From my experience running a storefront Christmas display using single axle cars, if you don’t prevent the skewing of the single axle cars after exiting a curved section of track, you will either wear the plastic wheels or grind the rail with metal wheels.


----------



## gregg k (Dec 27, 2007)

Interesting... my ceiling track is an oval and mostly happens only on to 2 axels. Yes, it must be the skew! Would any lube help the skew on that 1/2” circle pivot point I imagine the light weight is a contributing factor. So maybe I won’t go to metal wheels thus harming the track....


----------



## Pete Thornton (Jan 2, 2008)

choochoowilly said:


> Don't use Vaseline it isn't plastic compatible, use one that is


Oh yes? Mine (pure petroleum jelly) never causes any problems. Do you have a strange variety?


----------



## Treeman (Jan 6, 2008)

I recomend putting meatl wheels on everything, adds weight for better tracking.

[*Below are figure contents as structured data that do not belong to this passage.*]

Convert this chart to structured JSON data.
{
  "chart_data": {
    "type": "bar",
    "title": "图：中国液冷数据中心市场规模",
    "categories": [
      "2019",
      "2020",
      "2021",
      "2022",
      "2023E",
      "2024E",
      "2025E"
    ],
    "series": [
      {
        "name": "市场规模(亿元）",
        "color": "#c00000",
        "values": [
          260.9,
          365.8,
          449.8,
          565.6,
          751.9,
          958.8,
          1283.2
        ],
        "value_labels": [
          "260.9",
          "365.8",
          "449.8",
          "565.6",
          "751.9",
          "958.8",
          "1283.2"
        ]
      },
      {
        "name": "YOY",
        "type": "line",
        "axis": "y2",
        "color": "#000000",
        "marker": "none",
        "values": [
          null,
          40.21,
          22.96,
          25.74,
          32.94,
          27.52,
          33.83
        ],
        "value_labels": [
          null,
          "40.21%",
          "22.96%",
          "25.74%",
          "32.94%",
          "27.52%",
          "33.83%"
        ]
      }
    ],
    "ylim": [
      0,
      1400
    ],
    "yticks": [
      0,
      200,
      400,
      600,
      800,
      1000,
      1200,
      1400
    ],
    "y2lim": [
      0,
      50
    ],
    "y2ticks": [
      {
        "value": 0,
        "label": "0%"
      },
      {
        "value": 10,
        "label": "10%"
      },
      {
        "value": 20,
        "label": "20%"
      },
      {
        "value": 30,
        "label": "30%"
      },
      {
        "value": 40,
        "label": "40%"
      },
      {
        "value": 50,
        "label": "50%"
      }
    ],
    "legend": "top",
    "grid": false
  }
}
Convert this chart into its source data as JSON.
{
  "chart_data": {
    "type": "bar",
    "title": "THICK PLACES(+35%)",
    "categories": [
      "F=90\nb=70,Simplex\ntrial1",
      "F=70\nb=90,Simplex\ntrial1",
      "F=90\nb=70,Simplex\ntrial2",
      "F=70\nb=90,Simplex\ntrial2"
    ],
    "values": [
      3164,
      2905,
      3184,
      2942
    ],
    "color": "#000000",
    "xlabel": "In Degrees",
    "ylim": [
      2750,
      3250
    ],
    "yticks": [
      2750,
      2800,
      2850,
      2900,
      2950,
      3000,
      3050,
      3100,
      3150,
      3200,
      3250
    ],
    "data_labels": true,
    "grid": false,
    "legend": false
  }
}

We sell hundreds of the ones from USA trains, Bachmann also sell very well for a lower cost.


----------



## Jim Agnew (Jan 2, 2008)

A quick fix, use a wire tie around the buffer and the coupler hook.


----------



## Greg Elmassian (Jan 3, 2008)

Read this thread on the "steering" upgrade for LGB 2 axle cars, and some inexpensive ways of doing yourself with a wire (inexpensive)


https://www.gscalecentral.net/threads/installing-lgb-container-wagon-wheel-set-control-kit.314299/


Explains why and what happens.


Greg


----------



## phils2um (Jan 11, 2020)

Hi Gregg, 
My first recommendation would be metal wheelsets. I had one gondola that I frequently ran that was awaiting metal wheels. Almost all my other stock already has metal wheels. I know the wheel squeal you are talking about! The more the wagon ran (and plastic wheels wore) the worse the squeal became. I finally replaced the wheels with metal ones about two weeks ago. To paraphrase the late B.B. King - the squeal is gone.
Phil S.


----------